Diabetes and Developmental Disability: Meeting the Challenge. A Manual and Teaching Aid for Caregivers. R. N. Linehan. Philadelphia: Diabetes Education and Research Center, 2002.
Diabetes is a leading chronic disease that affects 17 million people in our country. One million people are newly diagnosed each year. This is a disease that is more prevalent in minorities: 13% of non-Hispanic Blacks, 10.2% of Hispanic/Latino Americans, and 15.1% of American Indians and Alaska Natives have diabetes (National Institute of Diabetes and Digestive and Kidney Diseases, 2002). It is not known how many people with intellectual disabilities/developmental disabilities (ID/DD) have diabetes, but the number is more than likely representative of their ethnic background. On the other hand, many genetic conditions, for example, Alstrom syndrome and Bardet-Biedl syndrome, have higher incidences of diabetes associated with the condition. Therefore, it is imperative that books are available for individuals with ID/DD and diabetes and their caregivers that provide information on the disease in an easy-to-read format and include a list of resources for additional use.
This book by Linehan, and additional contributors, is a beginning. Linehan is director of the Diabetes Education Center of Pennsylvania Hospital and the education section of the Diabetes Education and Research Center. The latter organization is the publisher of this manual.
The manual is divided into two parts. The first contains information, interventions, and management of diabetes and, generally, 1- to 2-page teaching aids that correspond to the information. The introduction to the first part, which contains nine chapters, is entitled “Living with Diabetes and Developmental Disability.” The chapters are “What is Diabetes?” “Nutrition and Meal Planning,” “Exercise,” “Medication,” “Monitoring,” “Sick Day Guidelines,” “High and Low Blood Sugar,” “Long Term Complications,” and “Caregivers as Advocates.” The table of contents is organized so that the chapters are listed in the left column with the teaching aids that correspond to each chapter listed in the right column. This should be very helpful to readers.
Although the focus of the book is on diabetes and individuals with mental retardation, the introduction is really the only section that deals with the topic of developmental disability. Unfortunately, the author does not use people-first language.
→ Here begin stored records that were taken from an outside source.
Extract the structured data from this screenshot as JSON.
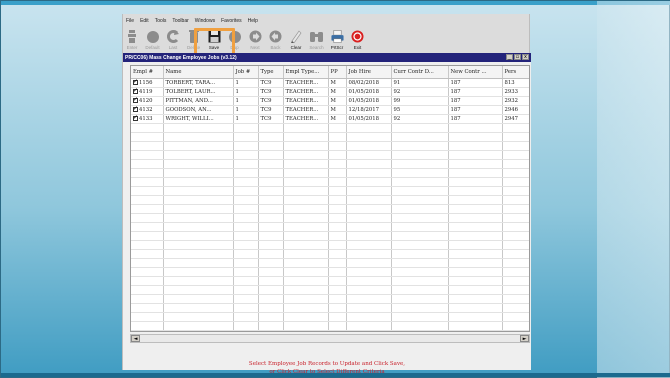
{
  "menu": [
    "File",
    "Edit",
    "Tools",
    "Toolbar",
    "Windows",
    "Favorites",
    "Help"
  ],
  "toolbar": [
    {
      "label": "Enter",
      "icon": "enter-icon",
      "enabled": false
    },
    {
      "label": "Default",
      "icon": "default-icon",
      "enabled": false
    },
    {
      "label": "Last",
      "icon": "last-icon",
      "enabled": false
    },
    {
      "label": "Delete",
      "icon": "delete-icon",
      "enabled": false
    },
    {
      "label": "Save",
      "icon": "save-icon",
      "enabled": true
    },
    {
      "label": "Dup",
      "icon": "duplicate-icon",
      "enabled": false
    },
    {
      "label": "Next",
      "icon": "next-icon",
      "enabled": false
    },
    {
      "label": "Back",
      "icon": "back-icon",
      "enabled": false
    },
    {
      "label": "Clear",
      "icon": "clear-icon",
      "enabled": true
    },
    {
      "label": "Search",
      "icon": "search-icon",
      "enabled": false
    },
    {
      "label": "PrtScr",
      "icon": "printer-icon",
      "enabled": true
    },
    {
      "label": "Exit",
      "icon": "exit-icon",
      "enabled": true
    }
  ],
  "window": {
    "title": "PR/CC06) Mass Change Employee Jobs (v3.12)",
    "minimize": "_",
    "restore": "▫",
    "close": "x"
  },
  "grid": {
    "columns": [
      "Empl #",
      "Name",
      "Job #",
      "Type",
      "Empl Type...",
      "PP",
      "Job Hire",
      "Curr Contr D...",
      "New Contr ...",
      "Pers"
    ],
    "rows": [
      {
        "checked": true,
        "cells": [
          "1156",
          "TORBERT, TARA...",
          "1",
          "TC9",
          "TEACHER...",
          "M",
          "08/02/2018",
          "91",
          "187",
          "813"
        ]
      },
      {
        "checked": true,
        "cells": [
          "4119",
          "TOLBERT, LAUR...",
          "1",
          "TC9",
          "TEACHER...",
          "M",
          "01/05/2018",
          "92",
          "187",
          "2933"
        ]
      },
      {
        "checked": true,
        "cells": [
          "4120",
          "PITTMAN, AND...",
          "1",
          "TC9",
          "TEACHER...",
          "M",
          "01/05/2018",
          "99",
          "187",
          "2932"
        ]
      },
      {
        "checked": true,
        "cells": [
          "4132",
          "GOODSON, AN...",
          "1",
          "TC9",
          "TEACHER...",
          "M",
          "12/18/2017",
          "95",
          "187",
          "2946"
        ]
      },
      {
        "checked": true,
        "cells": [
          "4133",
          "WRIGHT, WILLI...",
          "1",
          "TC9",
          "TEACHER...",
          "M",
          "01/05/2018",
          "92",
          "187",
          "2947"
        ]
      }
    ]
  },
  "scroll": {
    "left": "◄",
    "right": "►"
  },
  "status": {
    "line1": "Select Employee Job Records to Update and Click Save,",
    "line2": "or Click Clear to Select Different Criteria"
  },
  "colors": {
    "highlight": "#f0a040",
    "status_text": "#c8202a",
    "title_bar": "#23237a"
  }
}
There is also confusion regarding the intended audience: the individual, the family member, or a professional staff member? Although the title suggests it is the caregiver, the author waffles between whether she is referring to a professional staff member (most likely direct-care) or a family member. This should be very clear, and certainly this information is needed for each type of caregiver.
The chapters are comprehensive and include the information that is needed to understand the disease, the treatment, and current management practices. What is missing are pictures. The American Dietetic Association has long published materials for individuals with low literacy levels. The authors of these materials successfully discuss diabetes and diet control with many pictures and simple word descriptions. This format would have been helpful in making this manual more user friendly. For example, an explanation of the pathophysiology of diabetes can be very daunting, and I believe that the explanation in this manual could have been enhanced with pictures and a longer, but simpler discussion of what happens to the pancreas and insulin production when diabetes occurs. This manual is useful when supplemented with other materials.
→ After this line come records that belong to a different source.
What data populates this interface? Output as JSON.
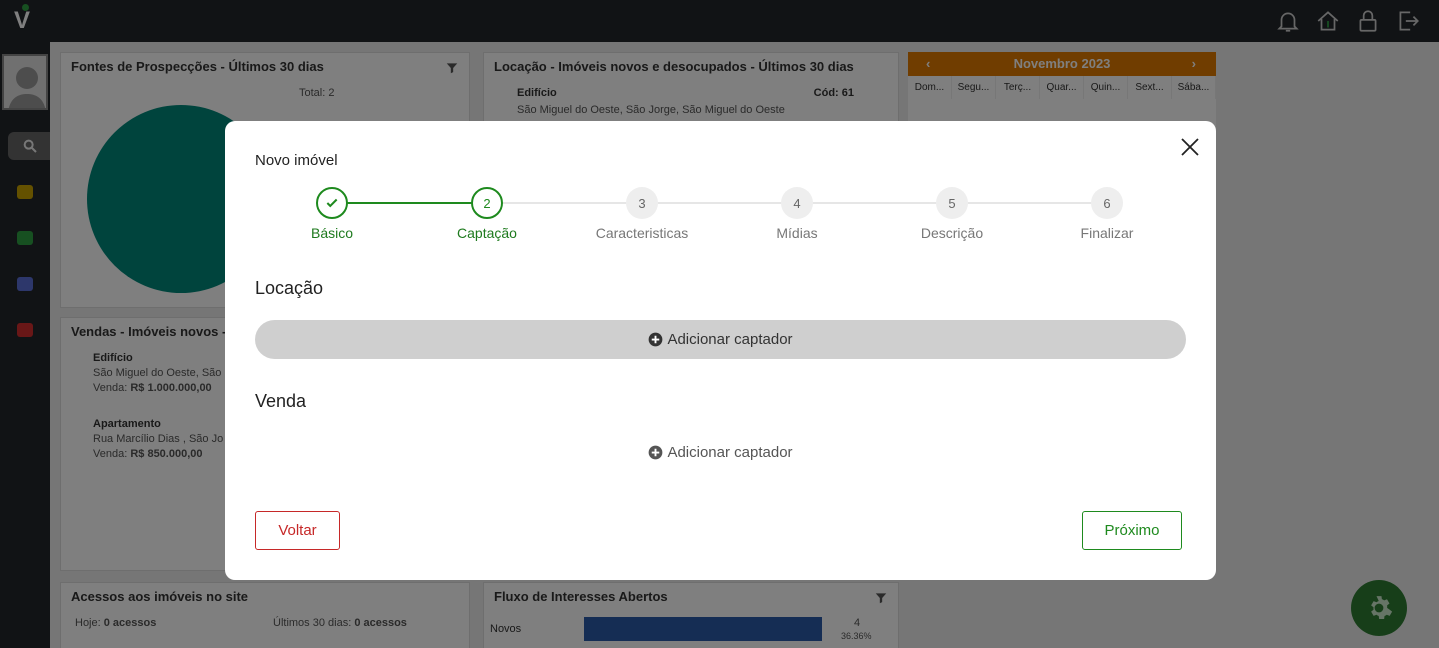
{
  "app": {
    "logo_letter": "V"
  },
  "dashboard": {
    "panel_sources_title": "Fontes de Prospecções - Últimos 30 dias",
    "panel_sources_total": "Total: 2",
    "panel_rental_title": "Locação - Imóveis novos e desocupados - Últimos 30 dias",
    "rental_item_type": "Edifício",
    "rental_item_code": "Cód: 61",
    "rental_item_address": "São Miguel do Oeste, São Jorge, São Miguel do Oeste",
    "calendar_month": "Novembro 2023",
    "calendar_days": [
      "Dom...",
      "Segu...",
      "Terç...",
      "Quar...",
      "Quin...",
      "Sext...",
      "Sába..."
    ],
    "panel_sales_title": "Vendas - Imóveis novos - U",
    "sales_items": [
      {
        "type": "Edifício",
        "address": "São Miguel do Oeste, São",
        "price_label": "Venda:",
        "price": "R$ 1.000.000,00"
      },
      {
        "type": "Apartamento",
        "address": "Rua Marcílio Dias , São Jo",
        "price_label": "Venda:",
        "price": "R$ 850.000,00"
      }
    ],
    "panel_access_title": "Acessos aos imóveis no site",
    "access_today_label": "Hoje:",
    "access_today_value": "0 acessos",
    "access_30_label": "Últimos 30 dias:",
    "access_30_value": "0 acessos",
    "panel_flow_title": "Fluxo de Interesses Abertos",
    "flow_row_label": "Novos",
    "flow_row_count": "4",
    "flow_row_pct": "36.36%",
    "flow_row_fraction": 0.95
  },
  "modal": {
    "title": "Novo imóvel",
    "steps": [
      {
        "number": "1",
        "label": "Básico",
        "state": "done"
      },
      {
        "number": "2",
        "label": "Captação",
        "state": "active"
      },
      {
        "number": "3",
        "label": "Caracteristicas",
        "state": "pending"
      },
      {
        "number": "4",
        "label": "Mídias",
        "state": "pending"
      },
      {
        "number": "5",
        "label": "Descrição",
        "state": "pending"
      },
      {
        "number": "6",
        "label": "Finalizar",
        "state": "pending"
      }
    ],
    "section_rental": "Locação",
    "section_sale": "Venda",
    "add_captador_label": "Adicionar captador",
    "back_label": "Voltar",
    "next_label": "Próximo"
  },
  "colors": {
    "accent_green": "#1e8a1e",
    "danger_red": "#c62828",
    "calendar_orange": "#e07b00",
    "topbar": "#23262b"
  }
}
The information in each chapter is directed to diabetes education on a particular topic as reflected in the name of the chapter. Examples were rarely given on modifications or alternatives for persons with ID/DD who have other physical and/or intellectual limitations. For example, in the chapter on exercise, Linehan does not discuss possible exercises for persons who are in wheelchairs, have very limited mobility, or who are bedridden. This is an important area that is not addressed, but the information on the topic as a whole was comprehensive.
The teaching aids also represent the material in the corresponding chapters well. As Linehan notes, they were designed as handouts for an individual or a group. They offer quick reminders of the salient information needed on that topic. The information on secondary conditions caused by diabetes, such as neurological, vision, and skin problems, is especially good.
The author also includes a comprehensive list of resources for diabetes-related agencies; the list of organizations related to ID/DD is less comprehensive. Linehan only includes the Administration on Developmental Disabilities, the American Association on Mental Retardation, and the Association of University Centers on Disabilities. There is no question that this author is an expert on diabetes, but further consultation with an expert in ID/DD would have provided additional resources in this area.
In summary, this manual represents a beginning. At a time when health care providers and several federal agencies are concerned with health disparities, it is important that we do not forget people with ID/DD. Diabetes management is continuous, and everyone involved in the care of a person with diabetes, including persons with ID/DD, must understand and manage the disease appropriately. This manual provides comprehensive information for the caregiver, most likely a professional direct care staff member, on the disease, treatment, and management practices. This information must be supplemented with individual considerations concerning nutrition, mobility, other medications and treatments, and other health issues. I hope that this manual received national release and that future editions will include additional suggestions and modifications for persons with varying nutrition, mobility, health, and intellectual needs. Having professionals of different disciplines who work with persons of all ages with ID/DD should assure this.